May 6, 2014 – Professor Kenneth Gadow, PhD and colleagues identified several significant associations between gene variants related to dopamine and symptoms of emotional problems in children with autism spectrum disorder. Their findings will help guide future research into the possible genetic origins of psychiatric symptoms in children with autism spectrum disorder.

Many children with autism spectrum disorder experience life-altering symptoms of depression, anxiety, anger and irritability (known collectively as emotion dysregulation) as well as attention-deficit hyperactivity disorder (ADHD), but little is known about the biological mechanisms that underlie these phenomena. Building on earlier studies demonstrating dopamine’s involvement in emotion dysregulation and ADHD, and recent studies of gene variants in the dopaminergic system, Dr.

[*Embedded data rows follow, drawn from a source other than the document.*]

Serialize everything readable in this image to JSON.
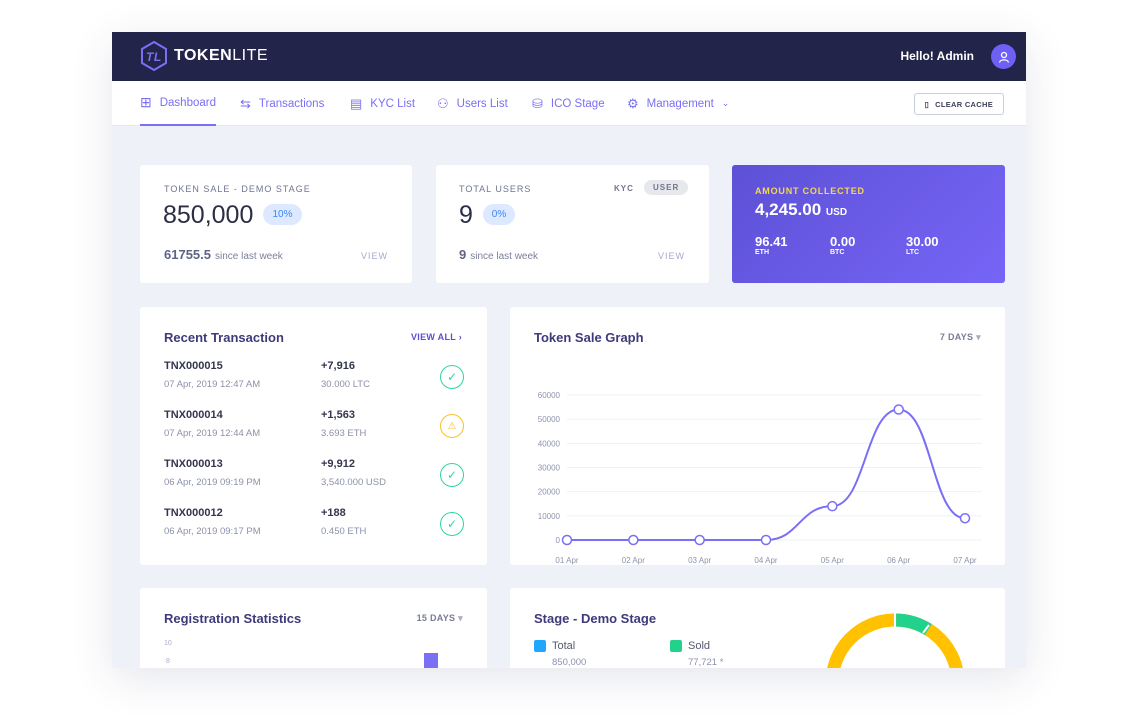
{
  "header": {
    "brand_bold": "TOKEN",
    "brand_light": "LITE",
    "greeting": "Hello! Admin"
  },
  "nav": {
    "items": [
      {
        "label": "Dashboard",
        "icon": "grid-icon",
        "active": true
      },
      {
        "label": "Transactions",
        "icon": "swap-icon"
      },
      {
        "label": "KYC List",
        "icon": "document-icon"
      },
      {
        "label": "Users List",
        "icon": "user-icon"
      },
      {
        "label": "ICO Stage",
        "icon": "coins-icon"
      },
      {
        "label": "Management",
        "icon": "gear-icon"
      }
    ],
    "clear_cache": "CLEAR CACHE"
  },
  "token_sale": {
    "label": "TOKEN SALE - DEMO STAGE",
    "value": "850,000",
    "badge": "10%",
    "weekly": "61755.5",
    "weekly_text": "since last week",
    "view": "VIEW"
  },
  "users": {
    "label": "TOTAL USERS",
    "tab_kyc": "KYC",
    "tab_user": "USER",
    "value": "9",
    "badge": "0%",
    "weekly": "9",
    "weekly_text": "since last week",
    "view": "VIEW"
  },
  "amount": {
    "label": "AMOUNT COLLECTED",
    "value": "4,245.00",
    "unit": "USD",
    "coins": [
      {
        "value": "96.41",
        "code": "ETH"
      },
      {
        "value": "0.00",
        "code": "BTC"
      },
      {
        "value": "30.00",
        "code": "LTC"
      }
    ]
  },
  "transactions": {
    "title": "Recent Transaction",
    "view_all": "VIEW ALL",
    "items": [
      {
        "id": "TNX000015",
        "date": "07 Apr, 2019 12:47 AM",
        "amount": "+7,916",
        "currency": "30.000 LTC",
        "status": "success"
      },
      {
        "id": "TNX000014",
        "date": "07 Apr, 2019 12:44 AM",
        "amount": "+1,563",
        "currency": "3.693 ETH",
        "status": "pending"
      },
      {
        "id": "TNX000013",
        "date": "06 Apr, 2019 09:19 PM",
        "amount": "+9,912",
        "currency": "3,540.000 USD",
        "status": "success"
      },
      {
        "id": "TNX000012",
        "date": "06 Apr, 2019 09:17 PM",
        "amount": "+188",
        "currency": "0.450 ETH",
        "status": "success"
      }
    ]
  },
  "graph": {
    "title": "Token Sale Graph",
    "range": "7 DAYS"
  },
  "chart_data": {
    "type": "line",
    "categories": [
      "01 Apr",
      "02 Apr",
      "03 Apr",
      "04 Apr",
      "05 Apr",
      "06 Apr",
      "07 Apr"
    ],
    "values": [
      0,
      0,
      0,
      0,
      14000,
      54000,
      9000
    ],
    "ylim": [
      0,
      60000
    ],
    "yticks": [
      "60000",
      "50000",
      "40000",
      "30000",
      "20000",
      "10000",
      "0"
    ],
    "grid": true,
    "color": "#7a6ff5"
  },
  "registration": {
    "title": "Registration Statistics",
    "range": "15 DAYS",
    "yticks": [
      "10",
      "8"
    ]
  },
  "stage": {
    "title": "Stage - Demo Stage",
    "total_label": "Total",
    "total_value": "850,000",
    "sold_label": "Sold",
    "sold_value": "77,721 *",
    "colors": {
      "total": "#1ea7fd",
      "sold": "#22d18b",
      "remaining": "#ffc100"
    }
  }
}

Gadow and his colleagues asked whether specific variants may be involved in the development of emotional dysregulation and ADHD in children with autism spectrum disorder.

Analyzing the results of studies of 110 children, they found links between each of the three genetic variants they examined and one or more measures of emotion dysregulation or ADHD. They cautioned, however, that the results of their study, while consistent with previous studies of children without autism spectrum disorder, should be taken as guides to future research not as confirmation of the hypothesis that genetic variations associated with dopamine influence the severity of emotional disorders in children with autism spectrum disorder. This, they said, must wait for replication in studies with larger, independent samples.

The article, titled “Association of dopamine variants, emotion dysregulation and ADHD in autism spectrum disorder,” was published in the April 1, 2014 issue of Research in Developmental Disabilities.